Walter Dandy - Early Life and Medical Training

Early Life and Medical Training

Dandy was the only son of John Dandy, a railroad engineer, and Rachel Kilpatrick, who were immigrants from Lancashire, England, and Armagh, Ireland, respectively. Dandy graduated in 1903 from Summit High School in Sedalia, Missouri, as class valedictorian, and then graduated in 1907 from the University of Missouri. In September 1907, he enrolled in the Johns Hopkins University School of Medicine as a second year student. (He had started medical studies during his junior year in college and accumulated enough credits to skip the first year of medical school at Johns Hopkins.) Dandy graduated from medical school in the spring of 1910 at the age of 24, and became the sixth appointee to the Hunterian Laboratory of Experimental Medicine under Harvey W. Cushing from 1910-1911. In 1911, he earned a Master of Arts degree for his work in the Hunterian Laboratory, and went on to join the Johns Hopkins Hospital surgical housestaff for one year as Cushing's Assistant Resident (1911-1912). Dandy completed his general surgery residency at the Johns Hopkins Hospital under William S. Halsted in 1918. (He had been appointed Halsted's Chief Resident in 1916.) While Dandy was introduced to the nascent field of neurosurgery by Cushing, it was George J. Heuer who completed Dandy's neurosurgical training after Cushing's departure for the Peter Bent Brigham Hospital in Boston in September 1912. Heuer had graduated from the Johns Hopkins University School of Medicine in 1908, worked as Cushing's first Assistant Resident from 1908-1909, and served as Halsted's Chief Resident from 1911 to 1914.

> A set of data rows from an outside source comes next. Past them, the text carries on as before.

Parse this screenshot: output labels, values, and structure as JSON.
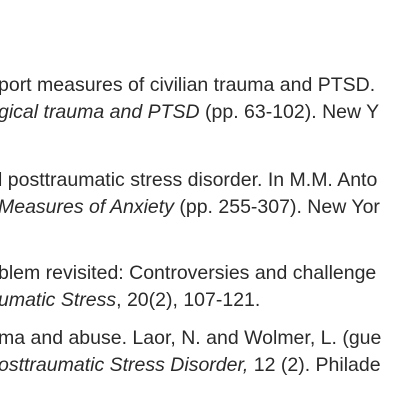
{
  "references": [
    {
      "line1": "port measures of civilian trauma and PTSD.",
      "line2_italic": "gical trauma and PTSD",
      "line2_rest": " (pp. 63-102). New Y"
    },
    {
      "line1": "l posttraumatic stress disorder. In M.M. Anto",
      "line2_italic": "Measures of Anxiety",
      "line2_rest": " (pp. 255-307). New Yor"
    },
    {
      "line1": "blem revisited: Controversies and challenge",
      "line2_italic": "umatic Stress",
      "line2_rest": ", 20(2), 107-121."
    },
    {
      "line1": "ma and abuse. Laor, N. and Wolmer, L. (gue",
      "line2_italic": "osttraumatic Stress Disorder,",
      "line2_rest": " 12 (2). Philade"
    }
  ]
}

Dandy joined the staff of the Johns Hopkins Hospital in 1918 and immediately focused his energies on the surgical treatment of disorders of the brain and spinal cord. When Heuer left Hopkins in 1922 to become the head of surgery at the University of Cinicinnati, Dandy remained as the only neurosurgeon at the Johns Hopkins Hospital until his death in that hospital in 1946.